Buying the DVD seemed like a safe bet when it came out. It had lots of action and two marquee stars. But having been burned buying movies I hadn't seen - Sideways, Lost In Translation (O.K., not burned but a bit disappointed) - I passed. I'd wait till it dropped below $10.
Time passed and now it's on T.V. I happened to be flipping channels when I stumbled on its opening scene at the marriage councilor. Right away I was hooked. It had the marriage milieu nailed in a few minutes, like Orson Welles in Citizen Kane: the awkward questions and answers, the poorly disguised discomfort, the seething resentment.

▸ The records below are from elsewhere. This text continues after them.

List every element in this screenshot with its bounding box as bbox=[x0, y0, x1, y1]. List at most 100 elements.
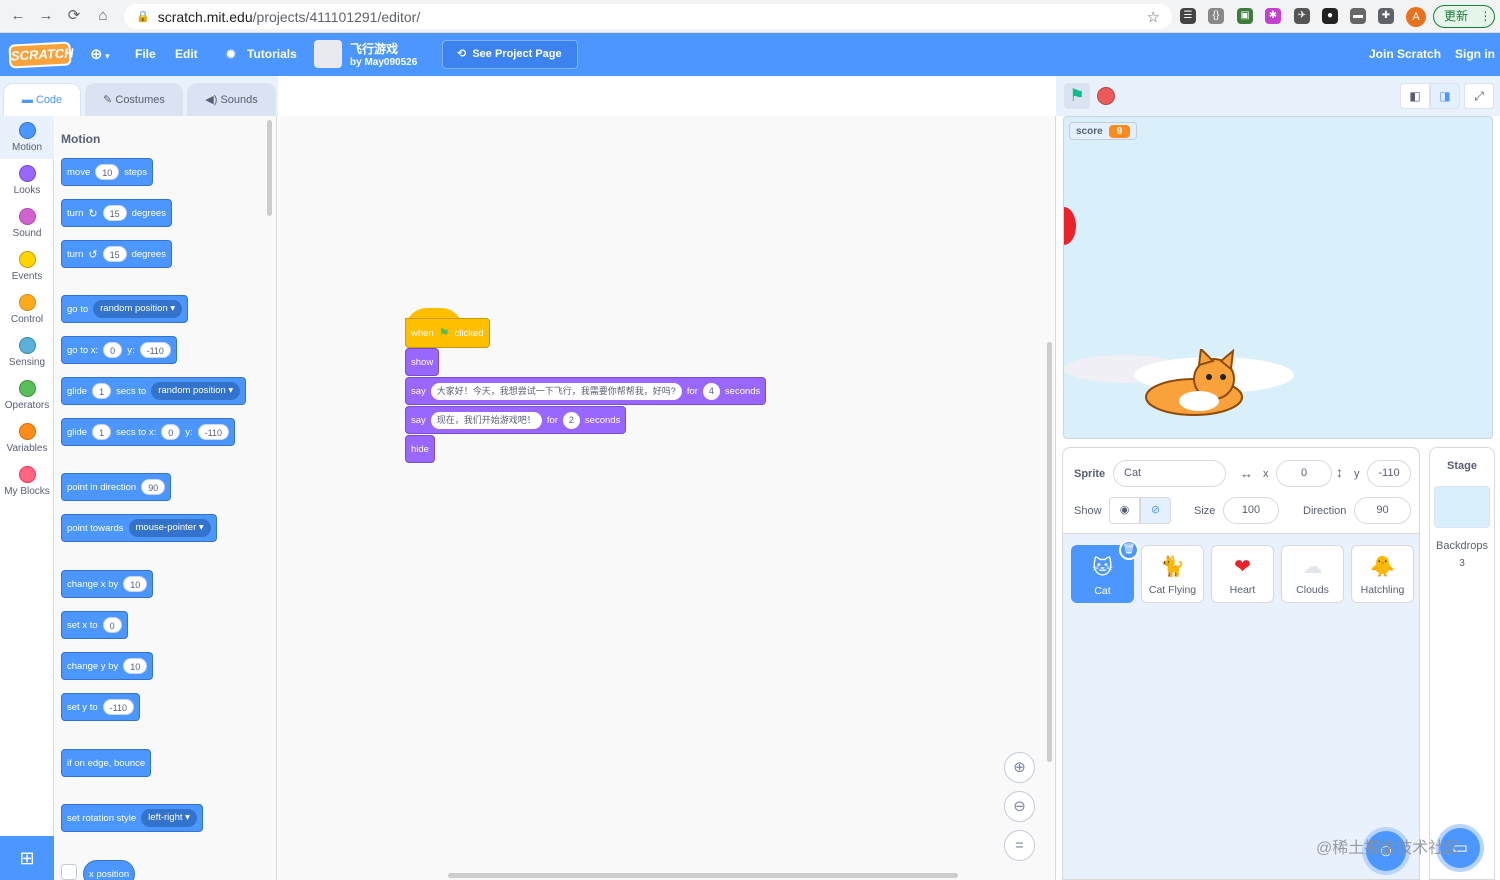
category-looks[interactable]: Looks bbox=[0, 159, 54, 202]
green-flag-button[interactable]: ⚑ bbox=[1064, 83, 1090, 109]
category-motion[interactable]: Motion bbox=[0, 116, 54, 159]
extension-icon[interactable]: {} bbox=[1208, 8, 1224, 24]
block-glide-to[interactable]: glide 1 secs to random position ▾ bbox=[61, 377, 247, 405]
block-change-x[interactable]: change x by 10 bbox=[61, 570, 154, 598]
block-edge-bounce[interactable]: if on edge, bounce bbox=[61, 749, 152, 777]
add-extension-button[interactable]: ⊞ bbox=[0, 836, 54, 880]
block-input[interactable]: 1 bbox=[92, 383, 112, 399]
block-dropdown[interactable]: random position ▾ bbox=[93, 300, 183, 318]
show-visible-button[interactable]: ◉ bbox=[1109, 497, 1140, 524]
sprite-tile-heart[interactable]: ❤ Heart bbox=[1211, 545, 1274, 603]
back-icon[interactable]: ← bbox=[8, 6, 28, 26]
join-scratch-link[interactable]: Join Scratch bbox=[1369, 33, 1441, 76]
score-monitor[interactable]: score 9 bbox=[1069, 122, 1138, 140]
block-input[interactable]: 15 bbox=[102, 246, 127, 262]
stop-button[interactable] bbox=[1097, 87, 1115, 105]
block-move-steps[interactable]: move 10 steps bbox=[61, 158, 153, 186]
block-input[interactable]: 0 bbox=[161, 424, 181, 440]
block-input[interactable]: 10 bbox=[95, 164, 120, 180]
block-input[interactable]: -110 bbox=[197, 424, 229, 440]
say-for-block[interactable]: say 大家好！今天，我想尝试一下飞行，我需要你帮帮我，好吗? for 4 second… bbox=[405, 377, 767, 405]
block-input[interactable]: 10 bbox=[123, 658, 148, 674]
category-sound[interactable]: Sound bbox=[0, 202, 54, 245]
category-variables[interactable]: Variables bbox=[0, 417, 54, 460]
block-turn-left[interactable]: turn ↺ 15 degrees bbox=[61, 240, 172, 268]
block-dropdown[interactable]: mouse-pointer ▾ bbox=[128, 519, 211, 537]
update-button[interactable]: 更新 ⋮ bbox=[1433, 5, 1495, 28]
block-change-y[interactable]: change y by 10 bbox=[61, 652, 154, 680]
x-input[interactable]: 0 bbox=[1276, 460, 1332, 487]
stage-canvas[interactable]: score 9 bbox=[1063, 116, 1493, 439]
delete-sprite-button[interactable]: 🗑 bbox=[1119, 540, 1139, 560]
block-point-towards[interactable]: point towards mouse-pointer ▾ bbox=[61, 514, 217, 542]
zoom-reset-button[interactable]: = bbox=[1004, 830, 1035, 861]
zoom-in-button[interactable]: ⊕ bbox=[1004, 752, 1035, 783]
extension-icon[interactable]: ▣ bbox=[1237, 8, 1253, 24]
block-input[interactable]: 0 bbox=[103, 342, 123, 358]
menu-edit[interactable]: Edit bbox=[175, 33, 198, 76]
block-turn-right[interactable]: turn ↻ 15 degrees bbox=[61, 199, 172, 227]
address-bar[interactable]: 🔒 scratch.mit.edu/projects/411101291/edi… bbox=[124, 4, 1172, 29]
block-rotation-style[interactable]: set rotation style left-right ▾ bbox=[61, 804, 203, 832]
block-input[interactable]: 1 bbox=[92, 424, 112, 440]
globe-icon[interactable]: ⊕ ▾ bbox=[90, 33, 110, 76]
block-input[interactable]: -110 bbox=[139, 342, 171, 358]
large-stage-button[interactable]: ◨ bbox=[1430, 83, 1460, 109]
code-workspace[interactable] bbox=[278, 116, 1056, 880]
show-hidden-button[interactable]: ⊘ bbox=[1140, 497, 1171, 524]
size-input[interactable]: 100 bbox=[1223, 497, 1279, 524]
block-go-to-xy[interactable]: go to x: 0 y: -110 bbox=[61, 336, 177, 364]
extension-icon[interactable]: ● bbox=[1322, 8, 1338, 24]
workspace-vertical-scrollbar[interactable] bbox=[1047, 342, 1052, 762]
stage-selector[interactable]: Stage Backdrops 3 bbox=[1429, 447, 1495, 880]
block-point-direction[interactable]: point in direction 90 bbox=[61, 473, 172, 501]
home-icon[interactable]: ⌂ bbox=[93, 6, 113, 26]
extension-icon[interactable]: ✱ bbox=[1265, 8, 1281, 24]
sprite-tile-hatchling[interactable]: 🐥 Hatchling bbox=[1351, 545, 1414, 603]
category-operators[interactable]: Operators bbox=[0, 374, 54, 417]
sprite-tile-clouds[interactable]: ☁ Clouds bbox=[1281, 545, 1344, 603]
zoom-out-button[interactable]: ⊖ bbox=[1004, 791, 1035, 822]
tab-code[interactable]: ▬ Code bbox=[3, 83, 81, 116]
category-events[interactable]: Events bbox=[0, 245, 54, 288]
block-input[interactable]: -110 bbox=[102, 699, 134, 715]
bookmark-star-icon[interactable]: ☆ bbox=[1147, 8, 1160, 26]
hide-block[interactable]: hide bbox=[405, 435, 435, 463]
forward-icon[interactable]: → bbox=[36, 6, 56, 26]
category-control[interactable]: Control bbox=[0, 288, 54, 331]
puzzle-icon[interactable]: ✚ bbox=[1378, 8, 1394, 24]
say-for-block[interactable]: say 现在，我们开始游戏吧！ for 2 seconds bbox=[405, 406, 627, 434]
reload-icon[interactable]: ⟳ bbox=[64, 6, 84, 26]
sign-in-link[interactable]: Sign in bbox=[1455, 33, 1495, 76]
workspace-horizontal-scrollbar[interactable] bbox=[448, 873, 958, 878]
reading-list-icon[interactable]: ☰ bbox=[1180, 8, 1196, 24]
category-my-blocks[interactable]: My Blocks bbox=[0, 460, 54, 503]
extension-icon[interactable]: ▬ bbox=[1350, 8, 1366, 24]
block-input[interactable]: 10 bbox=[123, 576, 148, 592]
show-block[interactable]: show bbox=[405, 348, 440, 376]
y-input[interactable]: -110 bbox=[1367, 460, 1411, 487]
say-message-input[interactable]: 大家好！今天，我想尝试一下飞行，我需要你帮帮我，好吗? bbox=[430, 382, 682, 400]
block-dropdown[interactable]: left-right ▾ bbox=[141, 809, 197, 827]
see-project-page-button[interactable]: ⟲ See Project Page bbox=[442, 40, 578, 69]
scratch-logo[interactable]: SCRATCH bbox=[8, 41, 74, 69]
sprite-name-input[interactable]: Cat bbox=[1113, 460, 1226, 487]
extension-icon[interactable]: ✈ bbox=[1294, 8, 1310, 24]
block-go-to[interactable]: go to random position ▾ bbox=[61, 295, 189, 323]
block-input[interactable]: 0 bbox=[102, 617, 122, 633]
palette-scrollbar[interactable] bbox=[267, 120, 272, 216]
block-glide-xy[interactable]: glide 1 secs to x: 0 y: -110 bbox=[61, 418, 235, 446]
block-dropdown[interactable]: random position ▾ bbox=[151, 382, 241, 400]
small-stage-button[interactable]: ◧ bbox=[1400, 83, 1430, 109]
block-input[interactable]: 90 bbox=[141, 479, 166, 495]
say-seconds-input[interactable]: 4 bbox=[702, 382, 720, 400]
sprite-tile-cat-flying[interactable]: 🐈 Cat Flying bbox=[1141, 545, 1204, 603]
tab-costumes[interactable]: ✎ Costumes bbox=[85, 83, 183, 116]
menu-file[interactable]: File bbox=[135, 33, 156, 76]
monitor-checkbox[interactable] bbox=[61, 864, 77, 880]
menu-tutorials[interactable]: Tutorials bbox=[247, 33, 297, 76]
say-seconds-input[interactable]: 2 bbox=[562, 411, 580, 429]
project-title[interactable]: 飞行游戏 bbox=[350, 40, 398, 57]
fullscreen-button[interactable]: ⤢ bbox=[1464, 83, 1494, 109]
say-message-input[interactable]: 现在，我们开始游戏吧！ bbox=[430, 411, 542, 429]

It got even better with the banality of home life: the glaring silences, the perfunctory politeness, the stilted discourse, the hidden frustration, ennui, equivocation, avoidance, and interior decorating conflicts. Maybe you actually have to be married to appreciate how true the representation was.
Then the plot twists that accentuated the facade. More twists. Don't let your guard down for an instant, or you may get killed! The subtle, pleading moments. Like when Jane hangs up on him in the car. Additional twists and action all the way into a grand finale with scads of bullets, bombs, etc.
Is the true love of shared experience beyond the banality of everyday life realized? Well, you have to see the movie.
Yes, the plot is complicated, and sometimes doesn't make sense, like marriage, but on closer inspection reveals hidden reservoirs of true feeling and connection.
I guess I had overlooked a great film, just like John and Jane had overlooked each other.